= A Dialogue Between Joseph Smith and the Devil =

Short story

"A Dialogue between Joseph Smith and the Devil" (or "Joe Smith and the Devil") is an 1844 short story by Parley P. Pratt, generally credited as the first work of Mormon fiction. A piece of closet drama or, more precisely, a dialogue, "Dialogue" begins with the devil putting up handbills:

All the liars, swindlers, thieves, robbers, incendiaries, murderers, cheats, adulterers, harlots, blackguards, gamblers, bogus makers, idlers, busy bodies, pickpockets, vagabonds, filthy persons, and all other infidels and rebellious, disorderly persons, for a crusade against Joe Smith and the Mormons! Be quick, be quick, I say or our cause will be ruined and our kingdom overthrown by the d----d fool of an imposter and his associates, for even now all earth and hell is in a stew.

They engage in a conversation which manages wit while still engaging in Pratt's proselytory purposes. The two part on friendly terms:

Devil: (Holding up glass) Come, Mr. Smith, your good health. I propose we offer a toast.

Smith: Well proceed.

Devil: Here's to my good friend, Joe Smith, may all sorts of ill-luck befall him, and may he never be suffered to enter my kingdom, either in time or eternity, for he would almost make me forget that I am a devil, and make a gentleman of me, while he gently overthrows my government at the same time that he wins my friendship.

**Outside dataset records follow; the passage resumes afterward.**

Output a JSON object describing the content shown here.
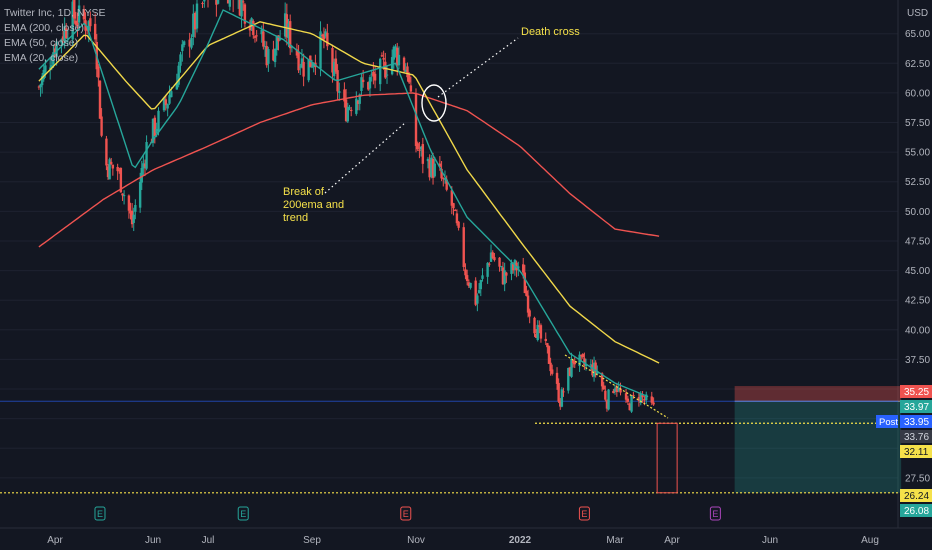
{
  "header": {
    "symbol_line": "Twitter Inc, 1D, NYSE",
    "currency": "USD"
  },
  "legend": [
    {
      "label": "EMA (200, close)",
      "color": "#ef5350"
    },
    {
      "label": "EMA (50, close)",
      "color": "#f0d84a"
    },
    {
      "label": "EMA (20, close)",
      "color": "#26a69a"
    }
  ],
  "annotations": {
    "death_cross": "Death cross",
    "break_line1": "Break of",
    "break_line2": "200ema and",
    "break_line3": "trend"
  },
  "price_labels": {
    "stop": "35.25",
    "last": "33.97",
    "post_badge": "Post",
    "post_value": "33.95",
    "mid": "33.76",
    "support": "32.11",
    "target": "26.24",
    "bottom": "26.08"
  },
  "earnings_marker": "E",
  "colors": {
    "background": "#131722",
    "up": "#26a69a",
    "down": "#ef5350",
    "ema200": "#ef5350",
    "ema50": "#f0d84a",
    "ema20": "#26a69a",
    "annotation": "#f5e14a",
    "support_line": "#f5e14a",
    "post_badge": "#2962ff"
  },
  "chart_data": {
    "type": "candlestick",
    "y_axis": {
      "ticks": [
        "27.50",
        "30.00",
        "32.50",
        "35.00",
        "37.50",
        "40.00",
        "42.50",
        "45.00",
        "47.50",
        "50.00",
        "52.50",
        "55.00",
        "57.50",
        "60.00",
        "62.50",
        "65.00"
      ],
      "range": [
        25.8,
        67.0
      ],
      "unit": "USD"
    },
    "x_axis": {
      "ticks": [
        "Apr",
        "Jun",
        "Jul",
        "Sep",
        "Nov",
        "2022",
        "Mar",
        "Apr",
        "Jun",
        "Aug"
      ]
    },
    "price_path": [
      [
        "2021-03-22",
        60.5
      ],
      [
        "2021-04-01",
        64.0
      ],
      [
        "2021-04-12",
        66.5
      ],
      [
        "2021-04-20",
        66.0
      ],
      [
        "2021-04-26",
        65.5
      ],
      [
        "2021-05-01",
        54.0
      ],
      [
        "2021-05-10",
        53.5
      ],
      [
        "2021-05-19",
        49.0
      ],
      [
        "2021-05-28",
        55.5
      ],
      [
        "2021-06-08",
        59.0
      ],
      [
        "2021-06-20",
        64.5
      ],
      [
        "2021-07-01",
        68.5
      ],
      [
        "2021-07-15",
        69.0
      ],
      [
        "2021-07-28",
        66.0
      ],
      [
        "2021-08-06",
        63.0
      ],
      [
        "2021-08-16",
        65.5
      ],
      [
        "2021-08-28",
        62.0
      ],
      [
        "2021-09-08",
        64.5
      ],
      [
        "2021-09-20",
        58.5
      ],
      [
        "2021-09-30",
        60.5
      ],
      [
        "2021-10-10",
        61.5
      ],
      [
        "2021-10-20",
        63.5
      ],
      [
        "2021-10-27",
        62.0
      ],
      [
        "2021-10-31",
        56.0
      ],
      [
        "2021-11-05",
        54.5
      ],
      [
        "2021-11-15",
        53.0
      ],
      [
        "2021-11-22",
        50.5
      ],
      [
        "2021-11-30",
        45.0
      ],
      [
        "2021-12-06",
        42.5
      ],
      [
        "2021-12-15",
        46.5
      ],
      [
        "2021-12-22",
        44.5
      ],
      [
        "2022-01-01",
        45.5
      ],
      [
        "2022-01-08",
        41.0
      ],
      [
        "2022-01-18",
        38.0
      ],
      [
        "2022-01-26",
        34.0
      ],
      [
        "2022-02-03",
        37.5
      ],
      [
        "2022-02-10",
        37.0
      ],
      [
        "2022-02-18",
        36.5
      ],
      [
        "2022-02-24",
        34.0
      ],
      [
        "2022-03-01",
        35.5
      ],
      [
        "2022-03-07",
        33.5
      ],
      [
        "2022-03-14",
        34.5
      ],
      [
        "2022-03-22",
        33.3
      ]
    ],
    "ema200_path": [
      [
        "2021-03-22",
        47.0
      ],
      [
        "2021-05-01",
        51.0
      ],
      [
        "2021-06-01",
        53.5
      ],
      [
        "2021-07-01",
        55.5
      ],
      [
        "2021-08-01",
        57.5
      ],
      [
        "2021-09-01",
        59.0
      ],
      [
        "2021-10-01",
        59.8
      ],
      [
        "2021-10-31",
        60.0
      ],
      [
        "2021-12-01",
        58.5
      ],
      [
        "2022-01-01",
        55.5
      ],
      [
        "2022-02-01",
        51.5
      ],
      [
        "2022-03-01",
        48.5
      ],
      [
        "2022-03-25",
        47.9
      ]
    ],
    "ema50_path": [
      [
        "2021-03-22",
        61.0
      ],
      [
        "2021-04-20",
        65.0
      ],
      [
        "2021-05-15",
        61.0
      ],
      [
        "2021-06-01",
        58.5
      ],
      [
        "2021-07-01",
        64.0
      ],
      [
        "2021-08-01",
        66.0
      ],
      [
        "2021-09-01",
        65.0
      ],
      [
        "2021-10-01",
        62.5
      ],
      [
        "2021-10-31",
        61.5
      ],
      [
        "2021-12-01",
        53.5
      ],
      [
        "2022-01-01",
        47.5
      ],
      [
        "2022-02-01",
        42.0
      ],
      [
        "2022-03-01",
        39.0
      ],
      [
        "2022-03-25",
        37.2
      ]
    ],
    "ema20_path": [
      [
        "2021-03-22",
        62.0
      ],
      [
        "2021-04-20",
        66.0
      ],
      [
        "2021-05-20",
        53.5
      ],
      [
        "2021-06-15",
        59.0
      ],
      [
        "2021-07-10",
        67.0
      ],
      [
        "2021-08-15",
        64.5
      ],
      [
        "2021-09-15",
        61.0
      ],
      [
        "2021-10-20",
        62.5
      ],
      [
        "2021-11-10",
        55.0
      ],
      [
        "2021-12-01",
        49.5
      ],
      [
        "2022-01-01",
        45.0
      ],
      [
        "2022-02-01",
        38.0
      ],
      [
        "2022-03-01",
        35.5
      ],
      [
        "2022-03-20",
        34.3
      ]
    ],
    "support_level": 32.11,
    "target_level": 26.24,
    "position": {
      "entry": 33.97,
      "stop": 35.25,
      "target": 26.24,
      "start": "2022-05-10",
      "end": "2022-08-20"
    },
    "measured_move": {
      "x": "2022-03-25",
      "top": 32.11,
      "bottom": 26.24
    },
    "earnings_dates": [
      "2021-04-29",
      "2021-07-22",
      "2021-10-26",
      "2022-02-10",
      "2022-04-28"
    ]
  }
}
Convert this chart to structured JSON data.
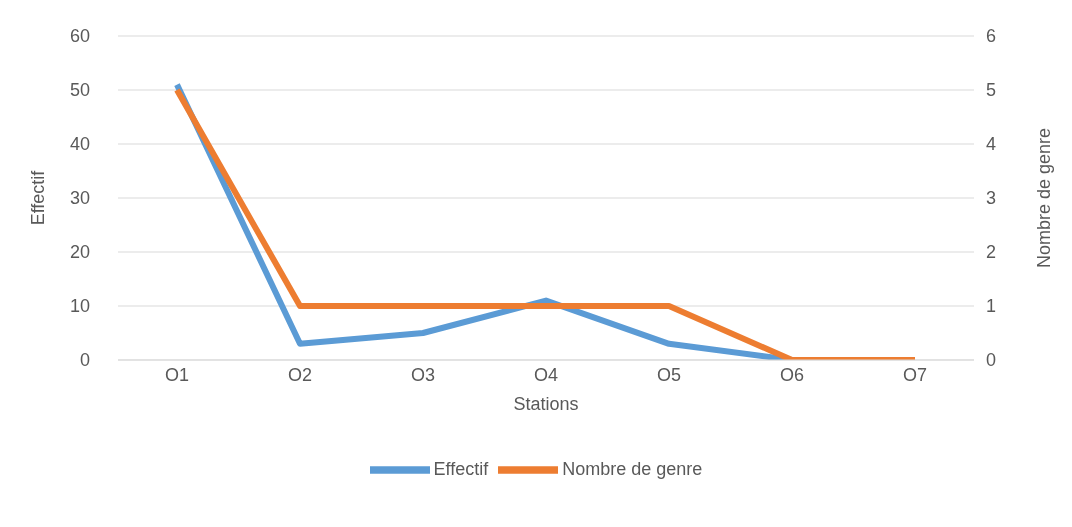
{
  "chart_data": {
    "type": "line",
    "xlabel": "Stations",
    "ylabel": "Effectif",
    "y2label": "Nombre de genre",
    "categories": [
      "O1",
      "O2",
      "O3",
      "O4",
      "O5",
      "O6",
      "O7"
    ],
    "series": [
      {
        "name": "Effectif",
        "color": "#5b9bd5",
        "values": [
          51,
          3,
          5,
          11,
          3,
          0,
          0
        ]
      },
      {
        "name": "Nombre de genre",
        "color": "#ed7d31",
        "values": [
          5,
          1,
          1,
          1,
          1,
          0,
          0
        ],
        "axis": "y2"
      }
    ],
    "ylim": [
      0,
      60
    ],
    "yticks": [
      0,
      10,
      20,
      30,
      40,
      50,
      60
    ],
    "y2lim": [
      0,
      6
    ],
    "y2ticks": [
      0,
      1,
      2,
      3,
      4,
      5,
      6
    ],
    "grid": "y",
    "legend": "bottom",
    "marker": "none",
    "line_style": "solid"
  }
}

Smith: Here to his Satanic Majesty; may he be driven from the earth and be forced to put to sea in a stone canoe with an iron paddle, and may the canoe sink, and a shark swallow the canoe and its royal freight and an alligator swallow the shark and may the alligator be bound in the northwest corner of hell, the door be locked, key lost, and a blind man hunting for it.

The story first appeared on the front page of the New York Herald, August 25, 1844.

== Notes ==
1.The date is frequently erroneously cited as January 1, 1844, but the August date is correct.